Di waktu yang sama, minyak jenis Brent terpapas 2,5% menjadi US$ 113,18 per barel. Penekan harga komoditas energi ini berasal dari Amerika Serikat (AS). Departemen Ketenagakerjaan AS mengumumkan, data tenaga kerja di luar sektor pertanian alias non-farm payroll AS hanya naik 115.000 orang selama April. Itu merupakan kenaikan terendah selama enam bulan terakhir.

Angka itu juga jauh di bawah ekspektasi pasar, yang memperkirakan penambahan mencapai 160.000 orang. Hal ini otomatis menyuramkan outlook perekonomian AS.


Sedangkan di saat yang sama, stok minyak AS bulan lalu naik menjadi 375,9 juta, tertinggi sejak September 1990. Minyak pun terpukul sentimen fundamental."Sementara itu, ketegangan Iran sudah mereda, harga minyak di atas US$ 100 tidak bisa berlanjut di tengah situasi ekonomi seperti ini," ujar Michael Lynch, President Strategic Energy&Economy Research, seperti dikutip Bloomberg, akhir pekan lalu (5/5).

Profit taking

Prospek permintaan juga redup karena kondisi Eropa. Indeks gabungan euro yang mengukur produksi manufaktur dan jasa bulan lalu turun menjadi 46,7.

Ditambah lagi tensi politik Eropa yang tengah naik membuat pasar menahan diri. Namun, analis Wahyu T. Laksono, pengamat komoditas dan valuta, menilai, penurunan harga minyak yang drastis akhir pekan lalu, hanya sementara. "Awal Mei memang musim taking profit untuk komoditas," kata dia.

Harga minyak, menurut dia, tengah berkonsolidasi di jangka pendek. Namun, pekan ini, menurut perkiraan Wahyu, harga minyak akan bergerak di rentang US$ 93-US$ 103.

Kiswoyo A. Joe, Analis Askap Futures, melihat, secara teknikal, harga minyak mentah memang berpotensi turun sepekan ini. Indikator stochastic harian sudah membentuk pola death cross.

Pekan ini, harga minyak berpotensi menyentuh level support di US$ 97 per barel. "Jika support itu jebol, minyak bisa jatuh meluncur hingga US$ 95. Sebaliknya, jika tidak tertembus artinya koreksi akhir pekan lalu memang sesaat," kata dia.

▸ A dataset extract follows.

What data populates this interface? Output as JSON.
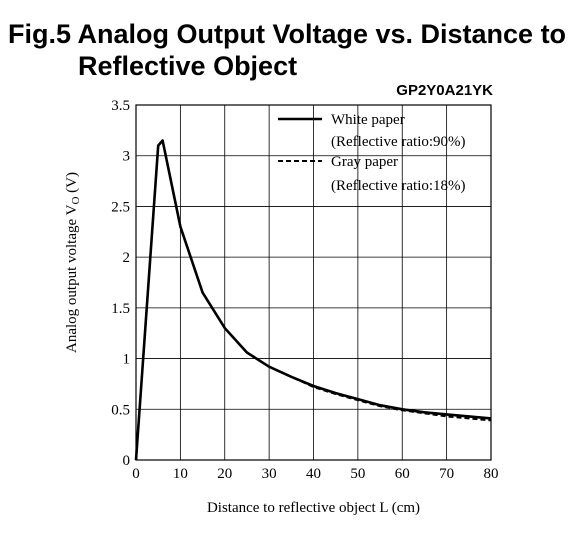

Indikator stochastic mingguan, sudah berada di area bawah, dan kemungkinan akan membentuk pola golden cross. "Jadi ada juga kemungkinan minyak menguat, satu atau dua pekan lagi, menunggu sentimen positif seperti pasokan minyak," tutur dia.

Menurut Kiswoyo, penurunan harga minyak yang drastis pada akhir pekan lalu merupakan ekspresi kepanikan pasar. Jika harga minyak bergerak sideway pekan ini, peluang kenaikan masih besar. Prediksi dia, pekan ini minyak akan berkisar US$ 95 hingga US$ 105 per barel.